Hossain is the national standing committee member and vice-chairman of the Bangladesh Nationalist Party. Previously he served as the general secretary of Bangladesh Medical Association and Doctors Association of Bangladesh. He was the personal doctor of Khaleda Zia.

==Early life and education==
Zahid Hossain was born on 25 December 1960, in Gafargaon, Mymensingh. His ancestral home is in Putimara Union, Nawabganj Upazila, Dinajpur district.

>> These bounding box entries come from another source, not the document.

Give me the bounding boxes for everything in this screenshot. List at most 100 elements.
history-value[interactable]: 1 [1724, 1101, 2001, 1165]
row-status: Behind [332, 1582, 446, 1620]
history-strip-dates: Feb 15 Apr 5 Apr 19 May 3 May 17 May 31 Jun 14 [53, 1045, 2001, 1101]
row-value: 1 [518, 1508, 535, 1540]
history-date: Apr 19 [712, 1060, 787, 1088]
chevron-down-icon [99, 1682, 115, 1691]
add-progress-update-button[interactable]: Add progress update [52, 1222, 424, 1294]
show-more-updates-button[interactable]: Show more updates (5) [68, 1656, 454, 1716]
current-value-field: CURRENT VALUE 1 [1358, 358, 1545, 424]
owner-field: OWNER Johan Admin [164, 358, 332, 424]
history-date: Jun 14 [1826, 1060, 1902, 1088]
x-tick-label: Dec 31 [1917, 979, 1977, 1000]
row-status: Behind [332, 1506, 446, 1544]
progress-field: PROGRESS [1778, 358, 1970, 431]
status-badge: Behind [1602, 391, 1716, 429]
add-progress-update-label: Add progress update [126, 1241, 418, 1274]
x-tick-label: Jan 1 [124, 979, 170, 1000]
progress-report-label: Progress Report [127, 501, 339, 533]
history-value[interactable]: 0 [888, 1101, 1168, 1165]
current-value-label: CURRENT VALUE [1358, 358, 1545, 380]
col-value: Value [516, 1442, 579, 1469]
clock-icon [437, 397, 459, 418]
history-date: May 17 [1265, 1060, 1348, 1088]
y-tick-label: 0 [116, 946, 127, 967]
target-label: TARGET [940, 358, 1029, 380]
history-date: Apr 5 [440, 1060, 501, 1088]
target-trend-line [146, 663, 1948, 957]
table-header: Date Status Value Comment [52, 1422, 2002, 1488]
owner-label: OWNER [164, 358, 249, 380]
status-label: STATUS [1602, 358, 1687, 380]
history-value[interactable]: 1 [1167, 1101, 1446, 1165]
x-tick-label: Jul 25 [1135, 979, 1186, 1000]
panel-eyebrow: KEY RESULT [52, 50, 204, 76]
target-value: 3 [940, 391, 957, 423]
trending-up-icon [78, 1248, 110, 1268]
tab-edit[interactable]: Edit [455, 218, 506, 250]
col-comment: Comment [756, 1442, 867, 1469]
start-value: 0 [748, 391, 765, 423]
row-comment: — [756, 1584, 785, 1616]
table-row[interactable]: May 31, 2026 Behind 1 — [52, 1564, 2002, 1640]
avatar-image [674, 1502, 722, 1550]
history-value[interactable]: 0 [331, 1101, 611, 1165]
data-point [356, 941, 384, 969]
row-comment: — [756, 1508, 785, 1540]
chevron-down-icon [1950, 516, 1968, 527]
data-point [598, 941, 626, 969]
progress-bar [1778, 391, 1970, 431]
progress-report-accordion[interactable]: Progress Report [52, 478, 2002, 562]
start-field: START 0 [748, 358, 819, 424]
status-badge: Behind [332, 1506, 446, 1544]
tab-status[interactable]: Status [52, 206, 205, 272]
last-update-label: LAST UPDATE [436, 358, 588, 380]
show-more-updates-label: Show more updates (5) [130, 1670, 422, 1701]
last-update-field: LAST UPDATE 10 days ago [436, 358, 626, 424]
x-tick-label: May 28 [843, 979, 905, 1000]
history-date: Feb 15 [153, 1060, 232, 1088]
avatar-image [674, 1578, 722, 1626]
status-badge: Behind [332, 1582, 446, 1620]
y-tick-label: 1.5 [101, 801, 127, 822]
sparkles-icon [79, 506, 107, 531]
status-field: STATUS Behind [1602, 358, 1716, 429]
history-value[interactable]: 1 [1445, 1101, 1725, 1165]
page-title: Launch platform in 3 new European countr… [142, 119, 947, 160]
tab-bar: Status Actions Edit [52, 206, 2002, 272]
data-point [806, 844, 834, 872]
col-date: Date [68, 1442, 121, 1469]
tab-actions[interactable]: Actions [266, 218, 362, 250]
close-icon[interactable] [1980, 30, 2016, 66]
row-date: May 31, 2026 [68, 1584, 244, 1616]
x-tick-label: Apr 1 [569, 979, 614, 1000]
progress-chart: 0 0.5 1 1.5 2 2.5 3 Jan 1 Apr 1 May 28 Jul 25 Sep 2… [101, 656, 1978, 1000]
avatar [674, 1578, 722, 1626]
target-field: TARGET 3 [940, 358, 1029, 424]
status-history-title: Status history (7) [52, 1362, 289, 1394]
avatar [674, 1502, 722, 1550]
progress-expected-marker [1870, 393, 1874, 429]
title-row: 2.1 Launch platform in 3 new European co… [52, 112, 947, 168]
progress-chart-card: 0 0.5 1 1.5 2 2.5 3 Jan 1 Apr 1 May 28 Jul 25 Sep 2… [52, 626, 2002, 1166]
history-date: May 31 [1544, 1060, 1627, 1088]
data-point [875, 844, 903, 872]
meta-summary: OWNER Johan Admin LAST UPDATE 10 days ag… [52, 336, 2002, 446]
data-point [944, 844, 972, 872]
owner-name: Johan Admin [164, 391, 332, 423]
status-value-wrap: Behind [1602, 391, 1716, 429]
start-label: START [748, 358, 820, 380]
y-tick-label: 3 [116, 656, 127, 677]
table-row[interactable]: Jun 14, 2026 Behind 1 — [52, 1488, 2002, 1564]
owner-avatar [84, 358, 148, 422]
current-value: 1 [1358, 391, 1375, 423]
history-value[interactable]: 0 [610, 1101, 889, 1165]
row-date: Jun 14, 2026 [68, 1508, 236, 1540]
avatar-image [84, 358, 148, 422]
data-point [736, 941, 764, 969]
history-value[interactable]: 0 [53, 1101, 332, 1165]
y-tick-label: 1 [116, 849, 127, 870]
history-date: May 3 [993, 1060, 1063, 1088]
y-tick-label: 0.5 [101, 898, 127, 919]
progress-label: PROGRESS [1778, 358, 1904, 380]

Hossain completed his HSC from Dhaka Residential Model College and obtained his MBBS degree from Mymensingh Medical College in 1983. He obtained his FCPS degree from Bangladesh College of Physicians and Surgeons in 1997, his MS degree in urology from Dhaka University in 2001, his FCPS from College of Physicians and Surgeons Pakistan in 2004, and his FRCP fellowship from Royal College of Physicians, Edinburgh, UK in 2006.

==Career==
Hossain joined the politics of the nationalist Chhatra Dal while studying at Mymensingh Medical College. Later, he served as the secretary general of the Doctors Association of Bangladesh (DAB), a pro-BNP doctors' organization, and the United Professionals Council. Then he was made personal physician of Khaleda Zia. He also served as a professor of urology at Bangladesh Medical University.

On 16 August 2024, Hossain was made national standing committee member of Bangladesh Nationalist Party (BNP).